The unique ecology along this river system is featured most prominently in Peace-Boudreau, an area identified as special in 1969 and recommended for Provincial Park status in 1997, and appearing today on B.C. tourism maps as a star attraction. Yet it has not been formally protected despite years of campaigning by First Nations, local landowners, the Yellowstone to Yukon Conservation Initiative (Y2Y) and other conservation groups, as well as recommendations from independent scientists and land planners.
Despite its recognition of the region’s ecological value, the B.C. Government has pressed ahead on plans to build the Site C dam, a massive project that would flood much of the region—eradicating large sections of wildlife habitat, valuable farmland and a range of cultural artefacts left by First Nations’ communities that have existed in the region for millennia.
At more than 17,000 ac (7,000 ha), the Peace-Boudreau region hugs the river shoreline, encompassing tributary creeks, islands and aquatic features, such as the lower Moberly River and Boudreau Lake, and would protect high-quality habitat for a diversity of wildlife. The area provides high-value winter range as well as spring calving grounds on the islands for moose, deer and elk, and features a diverse range of wildlife, including grizzly bears, wolves, beaver and bull trout, and a plethora of bird species, such as osprey, eagles and trumpeter swans.
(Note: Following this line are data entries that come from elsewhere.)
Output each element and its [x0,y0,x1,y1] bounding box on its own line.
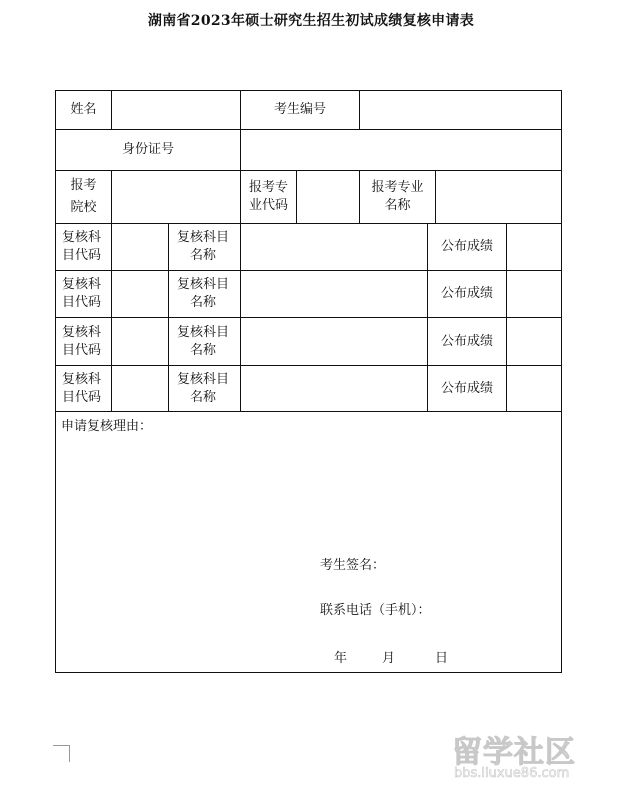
subject-name-label: 复核科目名称 [169,366,241,412]
subject-code-field[interactable] [112,318,169,366]
signature-label: 考生签名： [320,558,386,573]
date-day-label: 日 [435,651,449,666]
subject-name-label: 复核科目名称 [169,318,241,366]
watermark-url: bbs.liuxue86.com [454,766,570,781]
row-name [56,91,562,130]
date-month-label: 月 [382,651,396,666]
school-label: 报考院校 [56,171,112,224]
published-score-field[interactable] [507,366,562,412]
major-name-field[interactable] [436,171,562,224]
subject-name-label: 复核科目名称 [169,224,241,271]
id-field[interactable] [241,130,562,171]
major-code-label: 报考专业代码 [241,171,297,224]
major-code-field[interactable] [297,171,360,224]
subject-code-field[interactable] [112,224,169,271]
subject-code-field[interactable] [112,271,169,318]
review-application-form [55,90,562,673]
subject-name-field[interactable] [241,318,428,366]
subject-name-field[interactable] [241,366,428,412]
published-score-label: 公布成绩 [428,224,507,271]
row-reason [56,412,562,673]
major-name-label: 报考专业名称 [360,171,436,224]
published-score-field[interactable] [507,318,562,366]
row-school [56,171,562,224]
exam-no-field[interactable] [360,91,562,130]
subject-row [56,224,562,271]
date-year-label: 年 [334,651,348,666]
published-score-field[interactable] [507,224,562,271]
subject-code-field[interactable] [112,366,169,412]
reason-label: 申请复核理由： [61,419,153,434]
watermark-logo: 留学社区 [452,735,576,770]
subject-row [56,318,562,366]
subject-row [56,271,562,318]
page-corner-mark [53,745,70,762]
subject-name-field[interactable] [241,224,428,271]
subject-name-field[interactable] [241,271,428,318]
name-label: 姓名 [56,91,112,130]
row-id [56,130,562,171]
subject-code-label: 复核科目代码 [56,318,112,366]
school-field[interactable] [112,171,241,224]
published-score-label: 公布成绩 [428,271,507,318]
subject-code-label: 复核科目代码 [56,271,112,318]
phone-label: 联系电话（手机）： [320,603,431,618]
subject-name-label: 复核科目名称 [169,271,241,318]
exam-no-label: 考生编号 [241,91,360,130]
subject-row [56,366,562,412]
reason-field[interactable] [56,412,562,673]
published-score-field[interactable] [507,271,562,318]
published-score-label: 公布成绩 [428,366,507,412]
published-score-label: 公布成绩 [428,318,507,366]
name-field[interactable] [112,91,241,130]
page-title: 湖南省2023年硕士研究生招生初试成绩复核申请表 [147,13,475,29]
id-label: 身份证号 [56,130,241,171]
subject-code-label: 复核科目代码 [56,224,112,271]
subject-code-label: 复核科目代码 [56,366,112,412]
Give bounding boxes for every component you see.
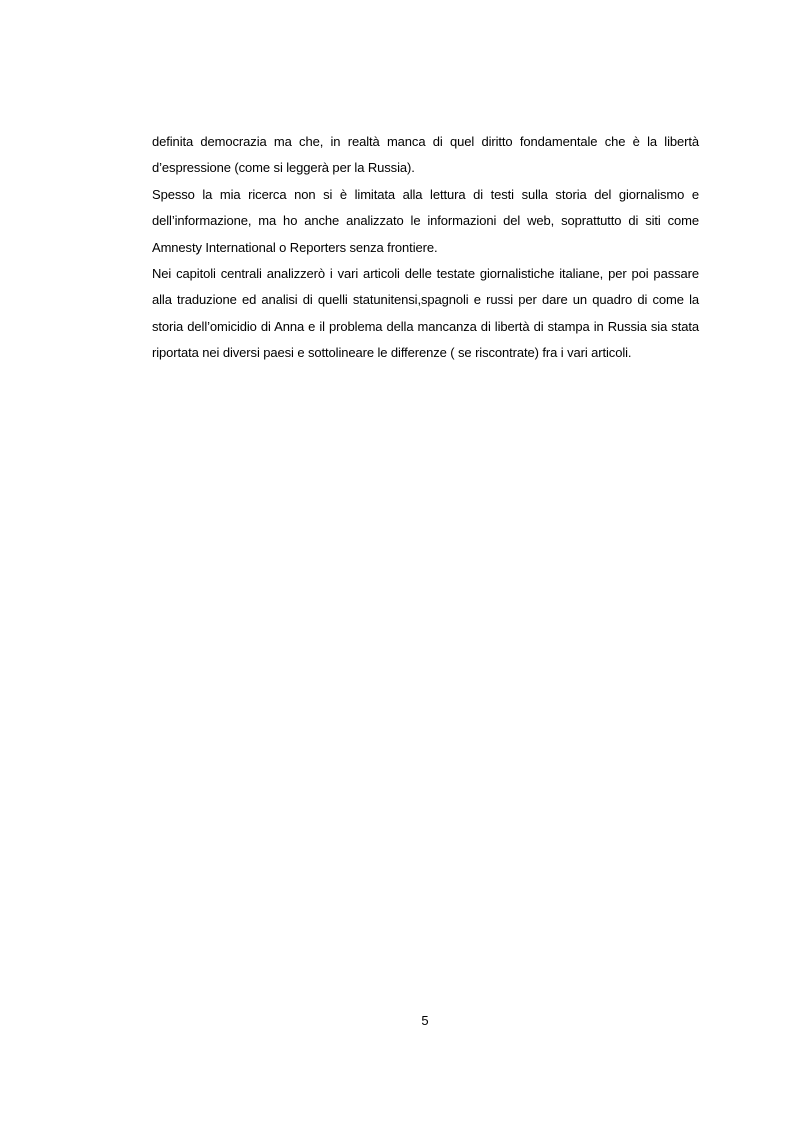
paragraph: definita democrazia ma che, in realtà manca di quel diritto fondamentale che è la libertà d’espressione (come si leggerà per la Russia).	[152, 134, 699, 176]
body-text	[152, 129, 699, 367]
paragraph: Nei capitoli centrali analizzerò i vari articoli delle testate giornalistiche italiane, per poi passare alla traduzione ed analisi di quelli statunitensi,spagnoli e russi per dare un quadro di come la storia dell’omicidio di Anna e il problema della mancanza di libertà di stampa in Russia sia stata riportata nei diversi paesi e sottolineare le differenze ( se riscontrate) fra i vari articoli.	[152, 266, 699, 361]
paragraph: Spesso la mia ricerca non si è limitata alla lettura di testi sulla storia del giornalismo e dell’informazione, ma ho anche analizzato le informazioni del web, soprattutto di siti come Amnesty International o Reporters senza frontiere.	[152, 186, 699, 255]
page-number: 5	[421, 1013, 429, 1028]
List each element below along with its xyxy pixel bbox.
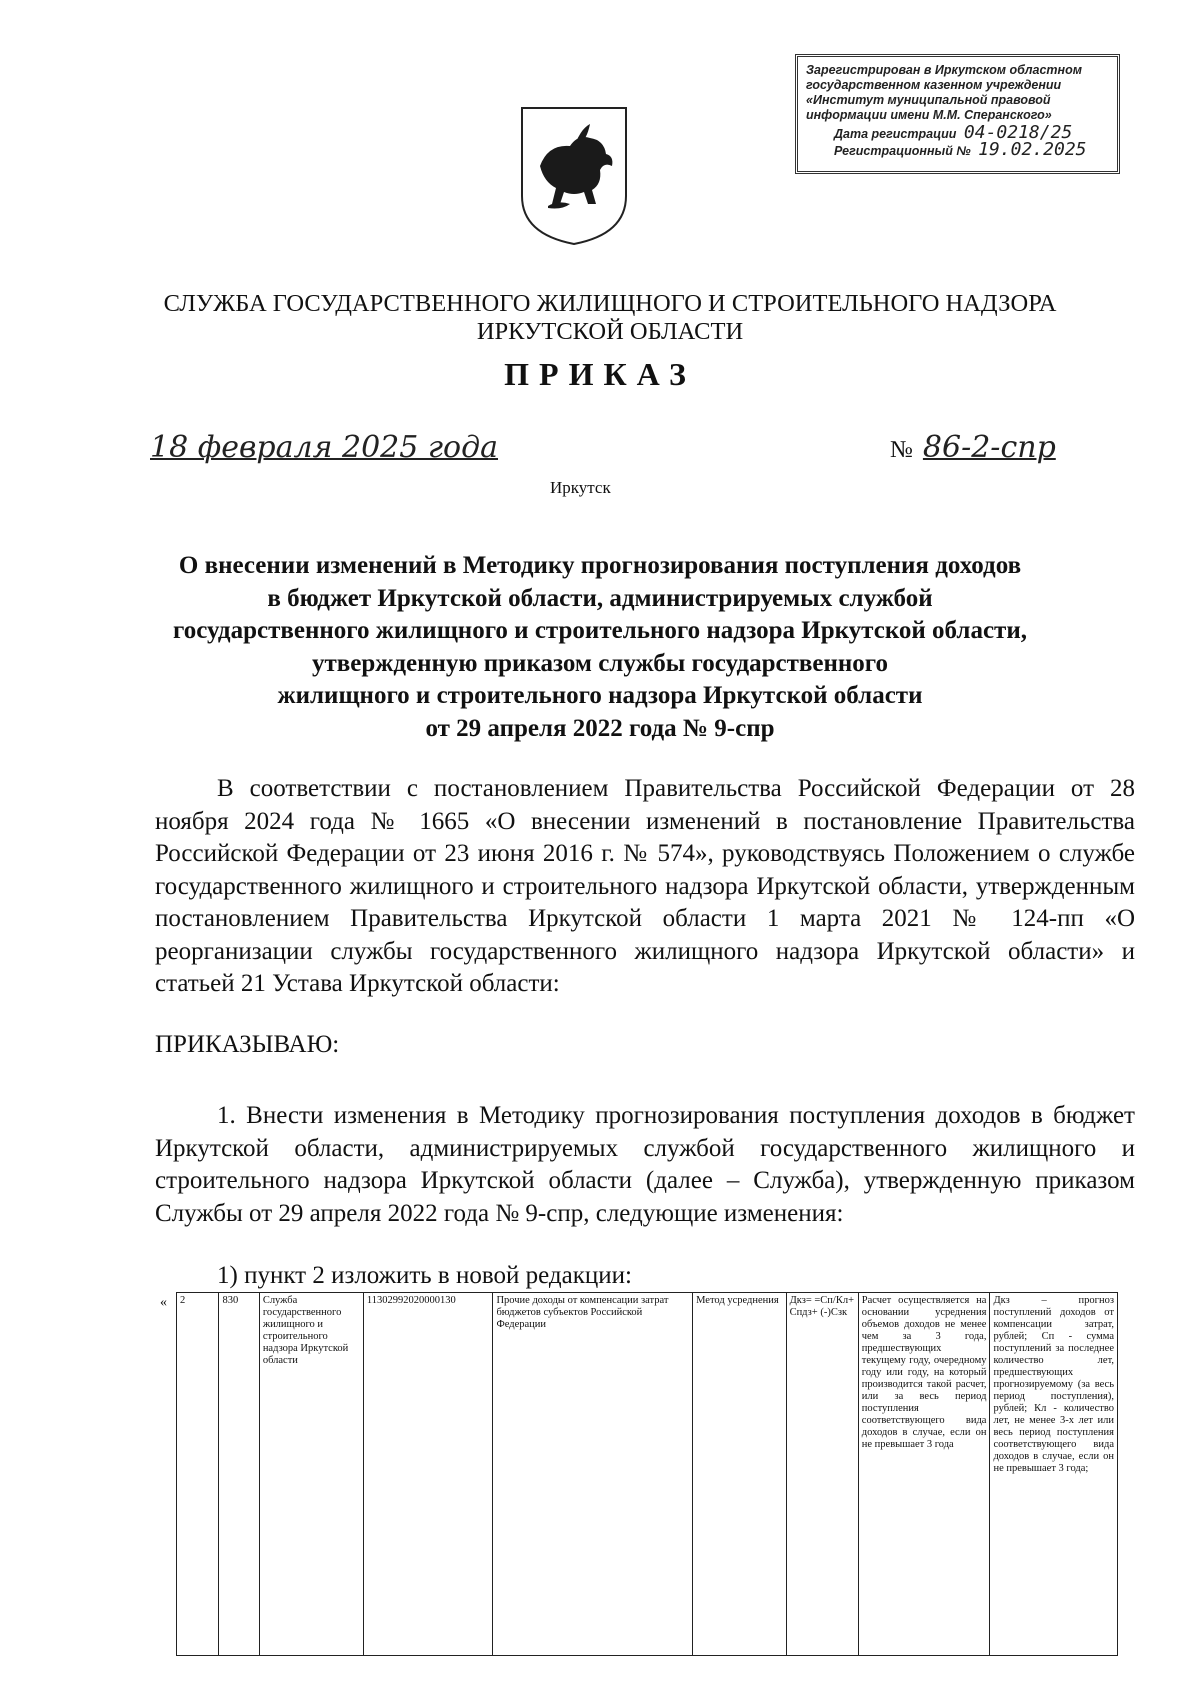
stamp-line: государственном казенном учреждении (806, 78, 1062, 92)
handwritten-number: 86-2-спр (922, 430, 1056, 465)
sub-item-1: 1) пункт 2 изложить в новой редакции: (217, 1262, 632, 1289)
org-name-line1: СЛУЖБА ГОСУДАРСТВЕННОГО ЖИЛИЩНОГО И СТРОИТЕЛЬНОГО НАДЗОРА (163, 290, 1057, 317)
subject-line: О внесении изменений в Методику прогнозирования поступления доходов (178, 552, 1022, 579)
stamp-reg-value: 19.02.2025 (978, 142, 1087, 159)
stamp-line: «Институт муниципальной правовой (806, 93, 1051, 107)
methodology-table (176, 1292, 1118, 1656)
table-cell-admin: Служба государственного жилищного и строительного надзора Иркутской области (259, 1293, 363, 1656)
table-cell-indicators: Дкз – прогноз поступлений доходов от компенсации затрат, рублей; Сп - сумма поступлений за последнее количество лет, предшествующих прогнозируемому (за весь период поступления), рублей; Кл - количество лет, не менее 3-х лет или весь период поступления соответствующего вида доходов в случае, если он не превышает 3 года; (990, 1293, 1118, 1656)
subject-line: утвержденную приказом службы государственного (311, 649, 889, 677)
city-name: Иркутск (550, 478, 611, 497)
stamp-line: информации имени М.М. Сперанского» (806, 108, 1052, 122)
item-1-paragraph (155, 1100, 1135, 1230)
stamp-reg-row (806, 142, 1109, 159)
doc-number (890, 430, 1056, 465)
subject-line: от 29 апреля 2022 года № 9-спр (425, 714, 775, 742)
stamp-date-row (806, 125, 1109, 142)
stamp-date-label: Дата регистрации (834, 127, 957, 141)
item-1-text: 1. Внести изменения в Методику прогнозирования поступления доходов в бюджет Иркутской области, администрируемых службой государственного жилищного и строительного надзора Иркутской области (далее – Служба), утвержденную приказом Службы от 29 апреля 2022 года № 9-спр, следующие изменения: (155, 1102, 1135, 1227)
subject-line: государственного жилищного и строительного надзора Иркутской области, (173, 617, 1027, 644)
table-cell-num: 2 (177, 1293, 219, 1656)
stamp-date-value: 04-0218/25 (963, 125, 1073, 142)
opening-quote: « (160, 1295, 167, 1310)
doc-type-title: ПРИКАЗ (504, 356, 696, 392)
table-cell-income-name: Прочие доходы от компенсации затрат бюджетов субъектов Российской Федерации (493, 1293, 693, 1656)
org-name-line2: ИРКУТСКОЙ ОБЛАСТИ (476, 318, 744, 345)
coat-of-arms-icon (518, 104, 630, 248)
registration-stamp (795, 54, 1120, 174)
stamp-line: Зарегистрирован в Иркутском областном (806, 63, 1082, 77)
order-subject (140, 550, 1060, 745)
table-cell-formula: Дкз= =Сп/Кл+ Спдз+ (-)Сзк (786, 1293, 858, 1656)
table-cell-kbk: 11302992020000130 (363, 1293, 493, 1656)
table-cell-algorithm: Расчет осуществляется на основании усреднения объемов доходов не менее чем за 3 года, предшествующих текущему году, очередному году или году, на который производится такой расчет, или за весь период поступления соответствующего вида доходов в случае, если он не превышает 3 года (858, 1293, 990, 1656)
table-cell-method: Метод усреднения (693, 1293, 786, 1656)
stamp-reg-label: Регистрационный № (834, 144, 971, 158)
subject-line: в бюджет Иркутской области, администрируемых службой (267, 584, 933, 612)
table-cell-code: 830 (219, 1293, 259, 1656)
number-prefix: № (890, 437, 913, 463)
handwritten-date: 18 февраля 2025 года (150, 430, 499, 465)
decree-word: ПРИКАЗЫВАЮ: (155, 1031, 340, 1058)
subject-line: жилищного и строительного надзора Иркутской области (277, 682, 923, 709)
preamble-text: В соответствии с постановлением Правительства Российской Федерации от 28 ноября 2024 года № 1665 «О внесении изменений в постановление Правительства Российской Федерации от 23 июня 2016 г. № 574», руководствуясь Положением о службе государственного жилищного и строительного надзора Иркутской области, утвержденным постановлением Правительства Иркутской области 1 марта 2021 № 124-пп «О реорганизации службы государственного жилищного надзора Иркутской области» и статьей 21 Устава Иркутской области: (155, 775, 1135, 997)
table-row (177, 1293, 1118, 1656)
preamble-paragraph (155, 773, 1135, 1001)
Peace-Boudreau was designed to protect the last remaining intact portion of the Peace River and conserve the Peace Lowlands, a critically underrepresented ecosystem in the province. Due to the heavy impact of oil and gas activity throughout northeastern B.C., protecting the ecological integrity of this region is vital—especially since it provides an invaluable linkage area for wide-ranging animals moving north and south along the mountainous Yellowstone to Yukon wildlife corridor. And yet, the Site C reservoir would flood up to 30 percent of these critical ecosystems.
Peace-Boudreau is a place of shared heritage, archaeological richness, First Nations cultural and economic importance and incredible wildlife habitat values combined together in a unique ecosystem that has been wisely reserved from destruction for almost 50 years.
Y2Y and partner organizations are working together to protect Peace-Boudreau forever. And that starts with a rejection of the Site C dam.